Crederete alla storiella dell’arabo cattivo, che odia l’occidente perché “siamo liberi”; crederete alla storiella che l’Imam è stato rapito e torturato, allontanato dalla sua famiglia per due anni perché stava architettando qualcosa, e direte “sì ma così siamo più sicuri”; crederete alla storiella delle armi di distruzione di massa, quando in realtà l’unico stato del medio oriente con tali armi è Israele, che sta compiendo un vero e proprio genocidio verso suoi conterranei palestinesi, unico stato al mondo a dichiarare per legge la superiorità razziale di una etnia rispetto ad un’altra, e guai a dire che sono razzisti, passeresti per antisemita.

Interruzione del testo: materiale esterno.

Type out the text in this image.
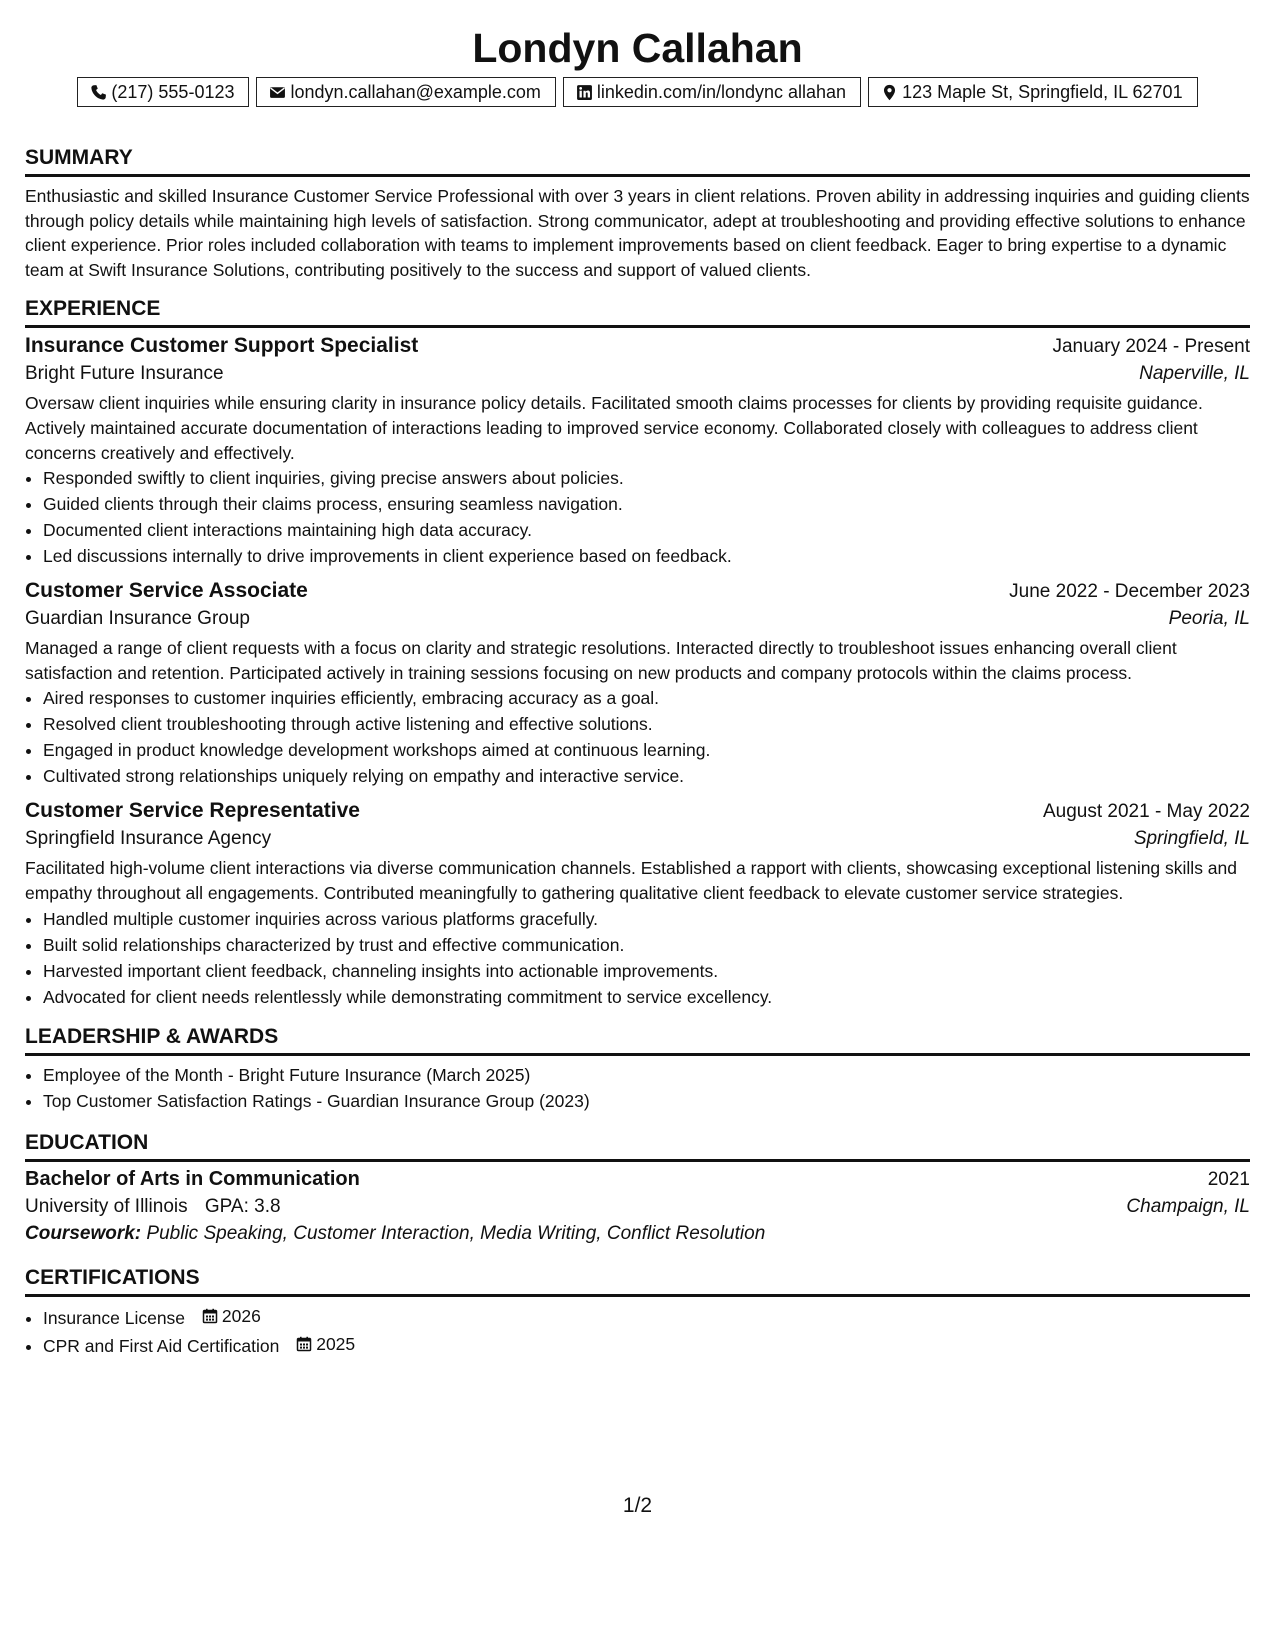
Londyn Callahan
(217) 555-0123	londyn.callahan@example.com	linkedin.com/in/londync allahan	123 Maple St, Springfield, IL 62701
SUMMARY

Enthusiastic and skilled Insurance Customer Service Professional with over 3 years in client relations. Proven ability in addressing inquiries and guiding clients through policy details while maintaining high levels of satisfaction. Strong communicator, adept at troubleshooting and providing effective solutions to enhance client experience. Prior roles included collaboration with teams to implement improvements based on client feedback. Eager to bring expertise to a dynamic team at Swift Insurance Solutions, contributing positively to the success and support of valued clients.

EXPERIENCE
Insurance Customer Support Specialist	January 2024 - Present
Bright Future Insurance	Naperville, IL

Oversaw client inquiries while ensuring clarity in insurance policy details. Facilitated smooth claims processes for clients by providing requisite guidance. Actively maintained accurate documentation of interactions leading to improved service economy. Collaborated closely with colleagues to address client concerns creatively and effectively.

• Responded swiftly to client inquiries, giving precise answers about policies.
• Guided clients through their claims process, ensuring seamless navigation.
• Documented client interactions maintaining high data accuracy.
• Led discussions internally to drive improvements in client experience based on feedback.
Customer Service Associate	June 2022 - December 2023
Guardian Insurance Group	Peoria, IL

Managed a range of client requests with a focus on clarity and strategic resolutions. Interacted directly to troubleshoot issues enhancing overall client satisfaction and retention. Participated actively in training sessions focusing on new products and company protocols within the claims process.

• Aired responses to customer inquiries efficiently, embracing accuracy as a goal.
• Resolved client troubleshooting through active listening and effective solutions.
• Engaged in product knowledge development workshops aimed at continuous learning.
• Cultivated strong relationships uniquely relying on empathy and interactive service.
Customer Service Representative	August 2021 - May 2022
Springfield Insurance Agency	Springfield, IL

Facilitated high-volume client interactions via diverse communication channels. Established a rapport with clients, showcasing exceptional listening skills and empathy throughout all engagements. Contributed meaningfully to gathering qualitative client feedback to elevate customer service strategies.

• Handled multiple customer inquiries across various platforms gracefully.
• Built solid relationships characterized by trust and effective communication.
• Harvested important client feedback, channeling insights into actionable improvements.
• Advocated for client needs relentlessly while demonstrating commitment to service excellency.
LEADERSHIP & AWARDS
• Employee of the Month - Bright Future Insurance (March 2025)
• Top Customer Satisfaction Ratings - Guardian Insurance Group (2023)
EDUCATION
Bachelor of Arts in Communication	2021
University of Illinois GPA: 3.8	Champaign, IL
Coursework: Public Speaking, Customer Interaction, Media Writing, Conflict Resolution
CERTIFICATIONS
• Insurance License 2026
• CPR and First Aid Certification 2025
1/2
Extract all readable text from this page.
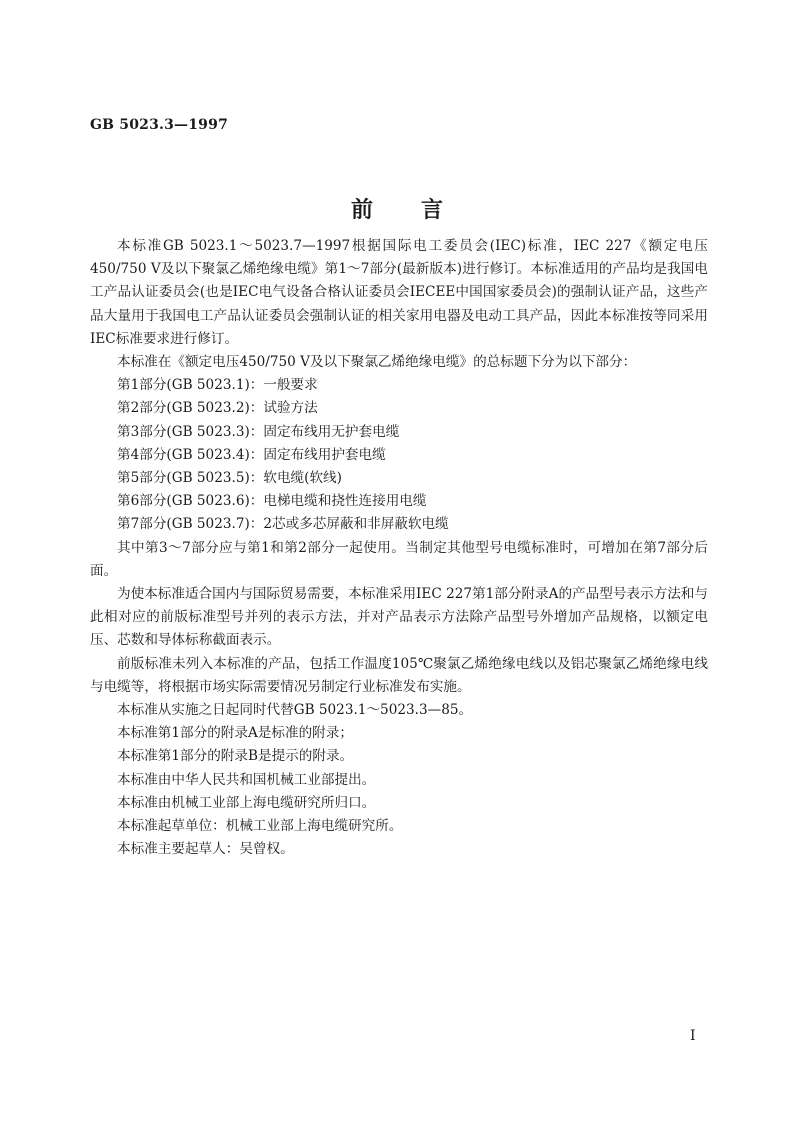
GB 5023.3—1997
前言

本标准GB 5023.1～5023.7—1997根据国际电工委员会(IEC)标准，IEC 227《额定电压450/750 V及以下聚氯乙烯绝缘电缆》第1～7部分(最新版本)进行修订。本标准适用的产品均是我国电工产品认证委员会(也是IEC电气设备合格认证委员会IECEE中国国家委员会)的强制认证产品，这些产品大量用于我国电工产品认证委员会强制认证的相关家用电器及电动工具产品，因此本标准按等同采用IEC标准要求进行修订。

本标准在《额定电压450/750 V及以下聚氯乙烯绝缘电缆》的总标题下分为以下部分：

第1部分(GB 5023.1)：一般要求

第2部分(GB 5023.2)：试验方法

第3部分(GB 5023.3)：固定布线用无护套电缆

第4部分(GB 5023.4)：固定布线用护套电缆

第5部分(GB 5023.5)：软电缆(软线)

第6部分(GB 5023.6)：电梯电缆和挠性连接用电缆

第7部分(GB 5023.7)：2芯或多芯屏蔽和非屏蔽软电缆

其中第3～7部分应与第1和第2部分一起使用。当制定其他型号电缆标准时，可增加在第7部分后面。

为使本标准适合国内与国际贸易需要，本标准采用IEC 227第1部分附录A的产品型号表示方法和与此相对应的前版标准型号并列的表示方法，并对产品表示方法除产品型号外增加产品规格，以额定电压、芯数和导体标称截面表示。

前版标准未列入本标准的产品，包括工作温度105℃聚氯乙烯绝缘电线以及铝芯聚氯乙烯绝缘电线与电缆等，将根据市场实际需要情况另制定行业标准发布实施。

本标准从实施之日起同时代替GB 5023.1～5023.3—85。

本标准第1部分的附录A是标准的附录；

本标准第1部分的附录B是提示的附录。

本标准由中华人民共和国机械工业部提出。

本标准由机械工业部上海电缆研究所归口。

本标准起草单位：机械工业部上海电缆研究所。

本标准主要起草人：吴曾权。

I
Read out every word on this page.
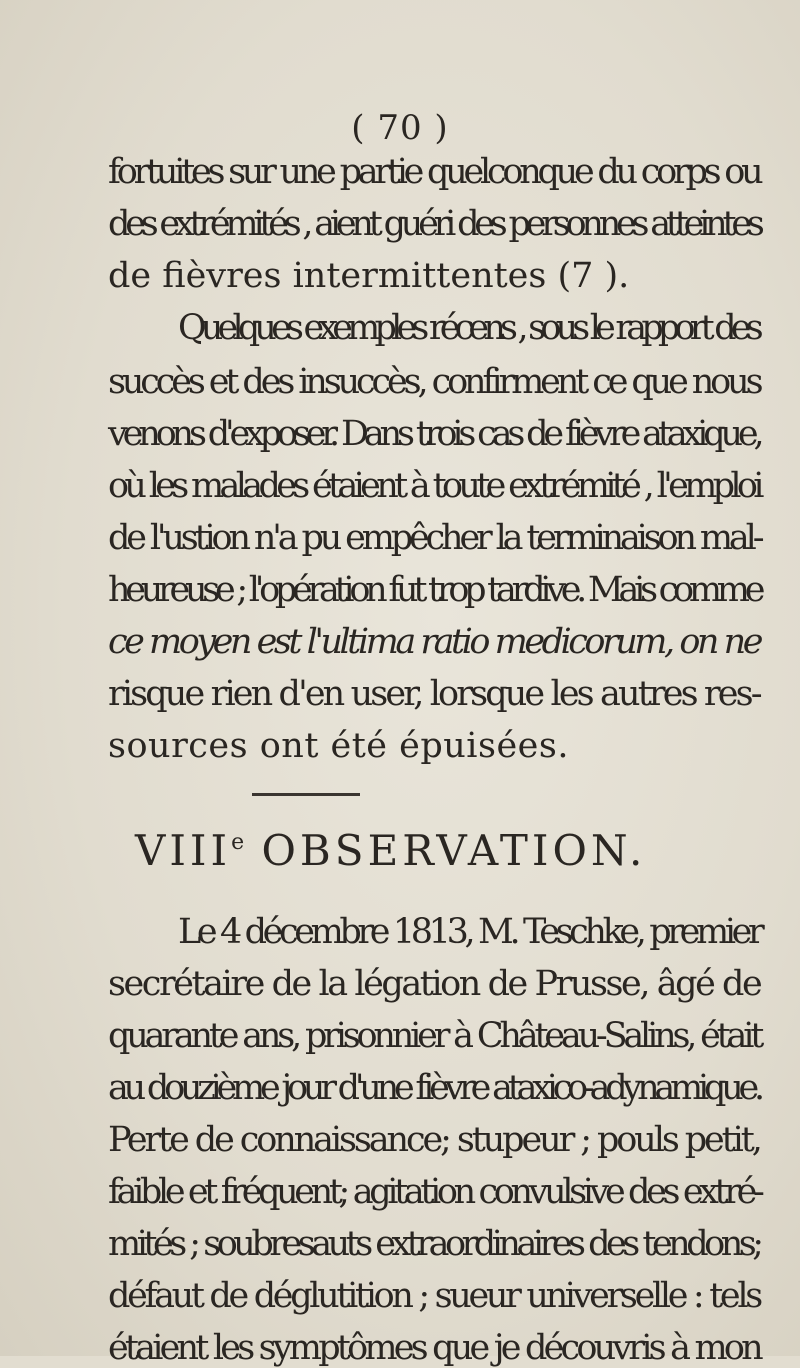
( 70 )
fortuites sur une partie quelconque du corps ou
des extrémités , aient guéri des personnes atteintes
de fièvres intermittentes (7 ).
Quelques exemples récens , sous le rapport des
succès et des insuccès, confirment ce que nous
venons d'exposer. Dans trois cas de fièvre ataxique,
où les malades étaient à toute extrémité , l'emploi
de l'ustion n'a pu empêcher la terminaison mal-
heureuse ; l'opération fut trop tardive. Mais comme
ce moyen est l'ultima ratio medicorum, on ne
risque rien d'en user, lorsque les autres res-
sources ont été épuisées.
VIIIe OBSERVATION.
Le 4 décembre 1813, M. Teschke, premier
secrétaire de la légation de Prusse, âgé de
quarante ans, prisonnier à Château-Salins, était
au douzième jour d'une fièvre ataxico-adynamique.
Perte de connaissance; stupeur ; pouls petit,
faible et fréquent; agitation convulsive des extré-
mités ; soubresauts extraordinaires des tendons;
défaut de déglutition ; sueur universelle : tels
étaient les symptômes que je découvris à mon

Quando invece si sente di ragazzi prelevati dalla polizia per un nonnulla, o per due grammi di Marijuana (che non ha mai ucciso nessuno, molto meno pericolosa per la salute di alcol e sigarette), e poi morti a seguito di pestaggi; quando sentite (ma ve lo diranno mai?) che in Italia muoiono ogni anno oltre 100 persone in carcere per i pestaggi subiti (o ufficialmente suicidi), o dei provocatori messi ad hoc nelle manifestazioni per dare la scusa alla polizia di caricare donne, vecchi, bambini, genitori con i figli sulle spalle, allora fatevi una domanda: di chi è che bisogna avere paura? Del diverso, dello straniero, o di chi dovrebbe ufficialmente proteggerci perché è il suo mestiere? E passi per il poliziotto deviato, che magari avrà anche lui i suoi problemi di alcol e droga, e, forte della sua divisa, può commettere un omicidio: ma la macchina della giustizia? Quella che procede con calma, ponderatezza, sentendo i pareri diversi e i vari periti e alla fine assolve i criminali?
Non è del diverso che bisogna avere paura. Non sono gli arabi la minaccia al nostro modello di vita. Prima ce ne rendiamo conto e prima capiremo dove sta il nemico vero.